Homeownership comes with a lot to manage. Knowing where to start is the problem.

Tracking maintenance, planning improvements, and managing DIY projects can be overwhelming, especially for new homeowners.

ATCO wanted to create a product that helped people stay on top of the work that comes with owning a home, while connecting them to trusted services and products in a way that felt useful, not intrusive.

Final Rümi app screens showing a homeowner task list and task detail view with guidance, supplies, and service options.

People needed guidance that matched where they were.

Homeowners didn't approach the same problems in the same way. Some were comfortable taking on projects themselves. Others needed more guidance, reassurance, or help from a professional.

The experience needed to account for that difference without allowing anything to feel heavy, or over-engineered.

Personalization worked best when it felt lightweight.

The persona selection gave users a way to define their comfort level, goals, and starting point up front.

That made it possible to shape the guidance around the person using the product, without forcing them into a rigid path or asking them to understand the whole system before getting value from it.

Rümi onboarding screens showing persona options for different homeowner types, including DIY, landscaping, cooking, entertaining, and technology interests. Rümi onboarding screens showing persona flexibility in selecting and adjusting their preferences.

Early concepts tried to make it feel like a game. That wasn't the right direction.

Initial concepts leaned toward gamification, but it quickly became clear that homeownership isn't something people want to “win.”

Progress isn't linear. Maintenance is recurring. Priorities change. Turning that into points, scores, or rewards made the experience feel disconnected from how people actually manage their homes.
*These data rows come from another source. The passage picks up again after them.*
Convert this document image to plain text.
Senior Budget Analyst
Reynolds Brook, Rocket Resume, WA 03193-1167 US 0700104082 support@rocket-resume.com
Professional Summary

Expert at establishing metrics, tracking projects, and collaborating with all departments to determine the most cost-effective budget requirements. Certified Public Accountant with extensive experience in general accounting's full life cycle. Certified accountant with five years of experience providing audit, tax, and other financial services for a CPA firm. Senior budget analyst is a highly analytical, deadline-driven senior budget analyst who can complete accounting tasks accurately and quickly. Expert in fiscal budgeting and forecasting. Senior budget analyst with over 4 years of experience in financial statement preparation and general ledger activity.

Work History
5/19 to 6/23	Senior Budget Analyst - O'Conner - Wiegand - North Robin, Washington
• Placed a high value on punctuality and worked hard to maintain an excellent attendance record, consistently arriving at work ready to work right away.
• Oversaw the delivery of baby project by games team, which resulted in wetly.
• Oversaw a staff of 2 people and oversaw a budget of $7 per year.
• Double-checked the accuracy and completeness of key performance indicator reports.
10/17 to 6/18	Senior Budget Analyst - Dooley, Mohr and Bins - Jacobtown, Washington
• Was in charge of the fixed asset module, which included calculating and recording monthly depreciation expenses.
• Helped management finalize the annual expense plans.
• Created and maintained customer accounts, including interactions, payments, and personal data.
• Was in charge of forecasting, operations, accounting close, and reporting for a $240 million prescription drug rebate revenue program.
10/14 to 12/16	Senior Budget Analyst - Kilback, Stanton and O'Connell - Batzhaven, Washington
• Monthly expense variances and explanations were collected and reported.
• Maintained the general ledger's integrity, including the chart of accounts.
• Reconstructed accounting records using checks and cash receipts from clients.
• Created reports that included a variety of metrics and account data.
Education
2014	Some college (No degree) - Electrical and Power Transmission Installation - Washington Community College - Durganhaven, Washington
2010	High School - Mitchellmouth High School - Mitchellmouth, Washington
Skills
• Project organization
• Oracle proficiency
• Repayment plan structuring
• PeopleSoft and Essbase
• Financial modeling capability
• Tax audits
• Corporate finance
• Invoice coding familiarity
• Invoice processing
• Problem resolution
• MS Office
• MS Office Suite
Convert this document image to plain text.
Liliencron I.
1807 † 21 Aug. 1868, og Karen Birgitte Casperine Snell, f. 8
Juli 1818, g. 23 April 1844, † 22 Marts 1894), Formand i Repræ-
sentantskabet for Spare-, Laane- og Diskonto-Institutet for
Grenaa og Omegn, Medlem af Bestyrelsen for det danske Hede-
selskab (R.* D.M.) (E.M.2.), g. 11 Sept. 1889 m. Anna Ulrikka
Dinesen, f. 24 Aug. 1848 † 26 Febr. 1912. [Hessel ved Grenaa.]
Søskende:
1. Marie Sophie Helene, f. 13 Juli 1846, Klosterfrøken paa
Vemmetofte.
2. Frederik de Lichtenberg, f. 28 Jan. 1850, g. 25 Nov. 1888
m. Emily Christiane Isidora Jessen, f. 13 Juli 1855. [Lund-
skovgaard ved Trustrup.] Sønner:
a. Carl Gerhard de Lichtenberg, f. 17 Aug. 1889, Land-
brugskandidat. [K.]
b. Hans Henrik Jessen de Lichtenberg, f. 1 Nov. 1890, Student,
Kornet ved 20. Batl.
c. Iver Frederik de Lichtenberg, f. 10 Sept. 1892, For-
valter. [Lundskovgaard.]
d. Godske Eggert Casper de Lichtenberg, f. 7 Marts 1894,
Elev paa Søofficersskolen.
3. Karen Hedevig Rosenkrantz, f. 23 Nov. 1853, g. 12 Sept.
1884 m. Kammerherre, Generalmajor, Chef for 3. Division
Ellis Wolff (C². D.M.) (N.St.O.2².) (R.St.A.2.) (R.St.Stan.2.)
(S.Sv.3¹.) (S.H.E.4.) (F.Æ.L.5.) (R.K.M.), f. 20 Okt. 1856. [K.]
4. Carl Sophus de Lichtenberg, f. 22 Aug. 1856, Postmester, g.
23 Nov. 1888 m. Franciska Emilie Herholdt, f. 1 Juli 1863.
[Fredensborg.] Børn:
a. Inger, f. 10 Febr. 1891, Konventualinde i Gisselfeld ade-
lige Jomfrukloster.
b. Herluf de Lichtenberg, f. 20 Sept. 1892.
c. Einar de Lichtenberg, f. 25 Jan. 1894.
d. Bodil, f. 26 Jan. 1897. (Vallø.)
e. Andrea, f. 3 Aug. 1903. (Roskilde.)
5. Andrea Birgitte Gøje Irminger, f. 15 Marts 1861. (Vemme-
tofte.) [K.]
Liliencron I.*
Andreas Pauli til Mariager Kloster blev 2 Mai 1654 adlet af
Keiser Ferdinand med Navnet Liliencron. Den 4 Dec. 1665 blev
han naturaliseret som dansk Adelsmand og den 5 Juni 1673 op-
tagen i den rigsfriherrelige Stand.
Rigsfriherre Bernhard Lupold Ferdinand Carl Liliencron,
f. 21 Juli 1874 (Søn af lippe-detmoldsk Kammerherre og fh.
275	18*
People didn't want motivation. They wanted clarity.

The stronger direction was not to make the product more playful. It was to make it more useful.

People needed to understand what needed attention, what could wait, and what action made sense next.

The ability for a user to select a persona at the beginning of the experience, allowing users to define their level of experience, goals, and comfort with home maintenance up front. A user-chosen persona and confirmation of their selection.

The solution was a system people could shape themselves.

The experience shifted toward a flexible, user-driven checklist that organized tasks into three clear categories: what to do next, routine maintenance, and longer-term goals.

Users could prioritize, complete, or dismiss tasks, allowing the system to adapt to their workflow instead of forcing them into one.

Structure created clarity. Flexibility made it usable.

The goal wasn't to simplify homeownership. It was to make it easier to move through.

By giving people a clear structure without locking them into one path, the product could support different levels of confidence, urgency, and experience.

Final Rümi task list and task detail screens showing prioritized home tasks, required supplies, timing, and service options.

The experience became less about managing a list and more about helping people make progress.

Each task gave users more than a reminder. It gave them context, instructions, relevant supplies, and a way to connect with trusted professionals when they needed help. That mattered because the real gap wasn't between people and information. It was between knowing something needed attention and feeling ready to act on it.

Users could personalize the experience, organize tasks around their own priorities, and move from guidance to action without leaving the flow.

The core tension wasn't complexity. It was confidence.

Homeowners generally know their home needs work. What stops them is not knowing where to start, whether they're capable of handling it, or what doing it wrong might cost them.

The design reached a point where that gap had been directly addressed. Not by simplifying the work itself, but by making the path through it feel navigable. That was the problem worth solving, and the direction we landed on solved it.